We know the new coronavirus, SARS-CoV-2, jumped from animals to humans. Now, a biotech company is using genetically modified animals to create human antibodies with real potential to fight it, says Sioux Falls Business.
BIO member SAB Biotherapeutics “developed a first-of-its-kind therapeutic approach,” which creates antibodies that “work within a patient’s own immune system to both neutralize the virus and activate the other components of the immune system that are important to helping the body fight the disease.”
The platform uses genetically engineered cattle as “plasma factories, capable of producing blood plasma and human antibodies at a faster rate than humans could,” as Futurism explained.
It’s safe and effective.

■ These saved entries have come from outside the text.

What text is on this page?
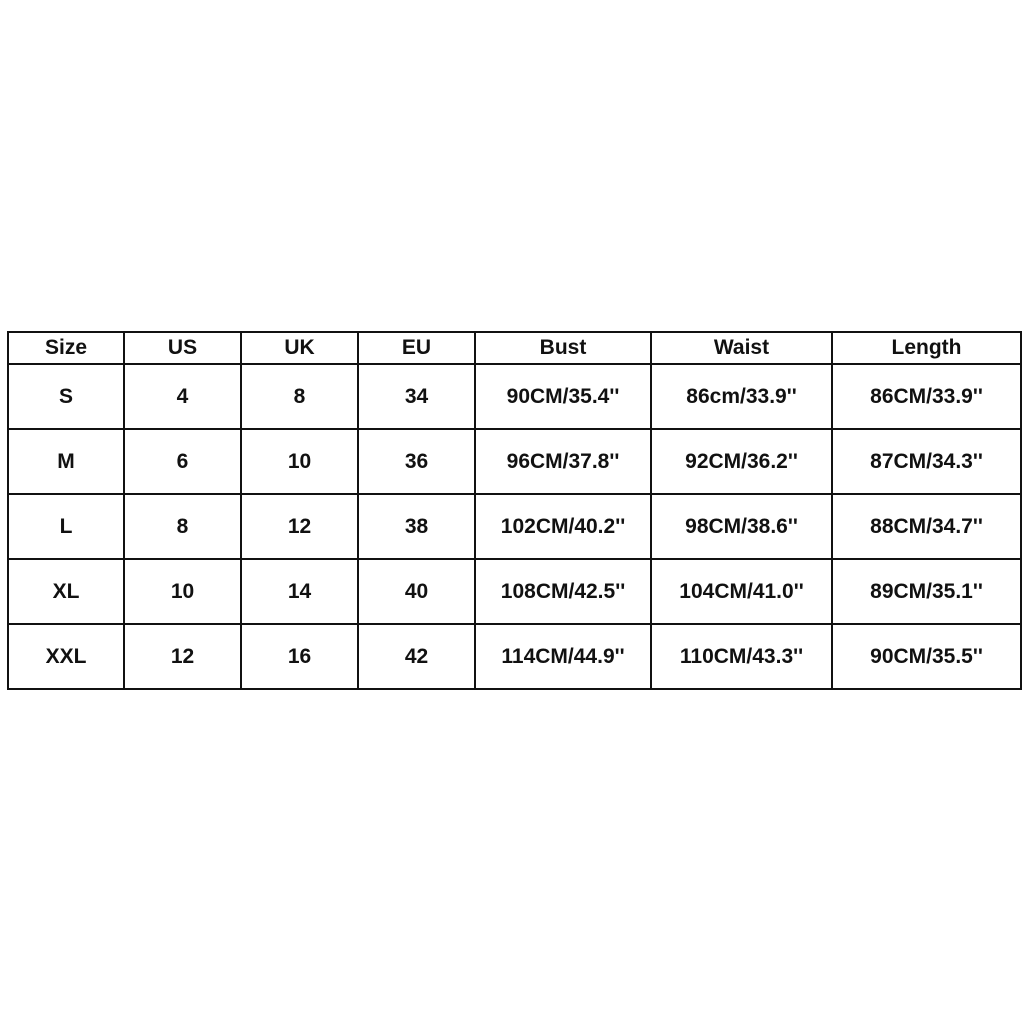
Size	US	UK	EU	Bust	Waist	Length
S	4	8	34	90CM/35.4''	86cm/33.9''	86CM/33.9''
M	6	10	36	96CM/37.8''	92CM/36.2''	87CM/34.3''
L	8	12	38	102CM/40.2''	98CM/38.6''	88CM/34.7''
XL	10	14	40	108CM/42.5''	104CM/41.0''	89CM/35.1''
XXL	12	16	42	114CM/44.9''	110CM/43.3''	90CM/35.5''
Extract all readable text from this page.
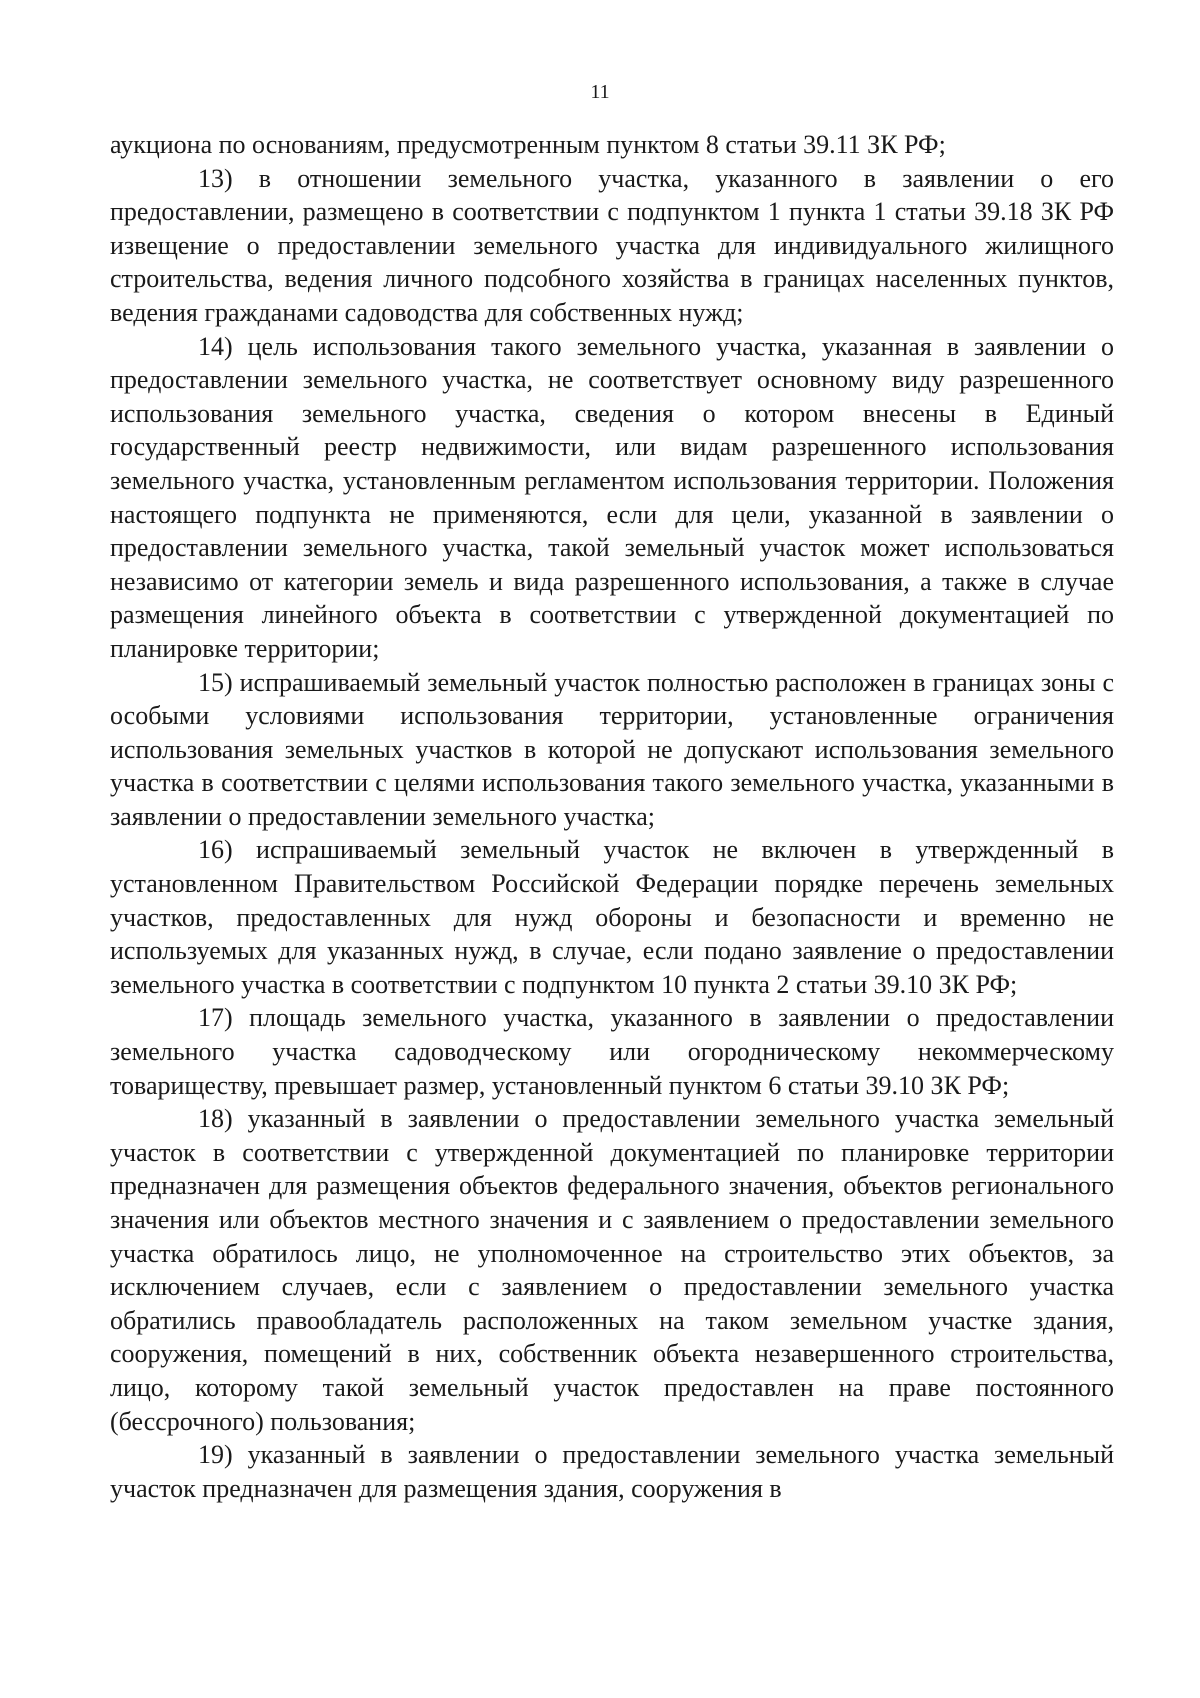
11

аукциона по основаниям, предусмотренным пунктом 8 статьи 39.11 ЗК РФ;

13) в отношении земельного участка, указанного в заявлении о его предоставлении, размещено в соответствии с подпунктом 1 пункта 1 статьи 39.18 ЗК РФ извещение о предоставлении земельного участка для индивидуального жилищного строительства, ведения личного подсобного хозяйства в границах населенных пунктов, ведения гражданами садоводства для собственных нужд;

14) цель использования такого земельного участка, указанная в заявлении о предоставлении земельного участка, не соответствует основному виду разрешенного использования земельного участка, сведения о котором внесены в Единый государственный реестр недвижимости, или видам разрешенного использования земельного участка, установленным регламентом использования территории. Положения настоящего подпункта не применяются, если для цели, указанной в заявлении о предоставлении земельного участка, такой земельный участок может использоваться независимо от категории земель и вида разрешенного использования, а также в случае размещения линейного объекта в соответствии с утвержденной документацией по планировке территории;

15) испрашиваемый земельный участок полностью расположен в границах зоны с особыми условиями использования территории, установленные ограничения использования земельных участков в которой не допускают использования земельного участка в соответствии с целями использования такого земельного участка, указанными в заявлении о предоставлении земельного участка;

16) испрашиваемый земельный участок не включен в утвержденный в установленном Правительством Российской Федерации порядке перечень земельных участков, предоставленных для нужд обороны и безопасности и временно не используемых для указанных нужд, в случае, если подано заявление о предоставлении земельного участка в соответствии с подпунктом 10 пункта 2 статьи 39.10 ЗК РФ;

17) площадь земельного участка, указанного в заявлении о предоставлении земельного участка садоводческому или огородническому некоммерческому товариществу, превышает размер, установленный пунктом 6 статьи 39.10 ЗК РФ;

18) указанный в заявлении о предоставлении земельного участка земельный участок в соответствии с утвержденной документацией по планировке территории предназначен для размещения объектов федерального значения, объектов регионального значения или объектов местного значения и с заявлением о предоставлении земельного участка обратилось лицо, не уполномоченное на строительство этих объектов, за исключением случаев, если с заявлением о предоставлении земельного участка обратились правообладатель расположенных на таком земельном участке здания, сооружения, помещений в них, собственник объекта незавершенного строительства, лицо, которому такой земельный участок предоставлен на праве постоянного (бессрочного) пользования;

19) указанный в заявлении о предоставлении земельного участка земельный участок предназначен для размещения здания, сооружения в
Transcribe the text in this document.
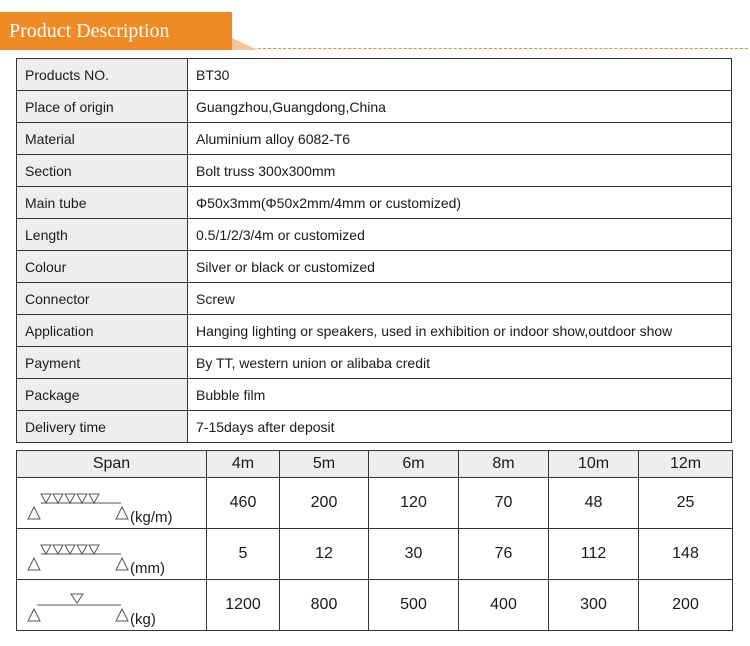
Product Description
Products NO.	BT30
Place of origin	Guangzhou,Guangdong,China
Material	Aluminium alloy 6082-T6
Section	Bolt truss 300x300mm
Main tube	Φ50x3mm(Φ50x2mm/4mm or customized)
Length	0.5/1/2/3/4m or customized
Colour	Silver or black or customized
Connector	Screw
Application	Hanging lighting or speakers, used in exhibition or indoor show,outdoor show
Payment	By TT, western union or alibaba credit
Package	Bubble film
Delivery time	7-15days after deposit
Span	4m	5m	6m	8m	10m	12m
(kg/m)	460	200	120	70	48	25
(mm)	5	12	30	76	112	148
(kg)	1200	800	500	400	300	200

The antibodies are created in a “controlled environment” proven to be safe in trials and effective against MERS-CoV, the coronavirus causing Middle East Respiratory Syndrome, or MERS, which is similar to the new coronavirus.
This is what we mean by One Health—a term increasingly being used by health experts “to better focus on the linkages between human, animal and environmental health and the need to develop comprehensive solutions.”
And it’s why we need BARDA. The Biomedical Advanced Research and Development Authority, or BARDA, awarded SAB $5.3 million in 2016 to test the therapeutic on MERS-CoV.
And it’s why, whatever happens with the new coronavirus, we must finish the research we start. “[We] have a tremendous amount of historical information and data about how we can potentially respond to this new coronavirus. That has allowed us to have some very directed strategies about how we bring this all together in order to respond,” said SAB CEO Eddie Sullivan.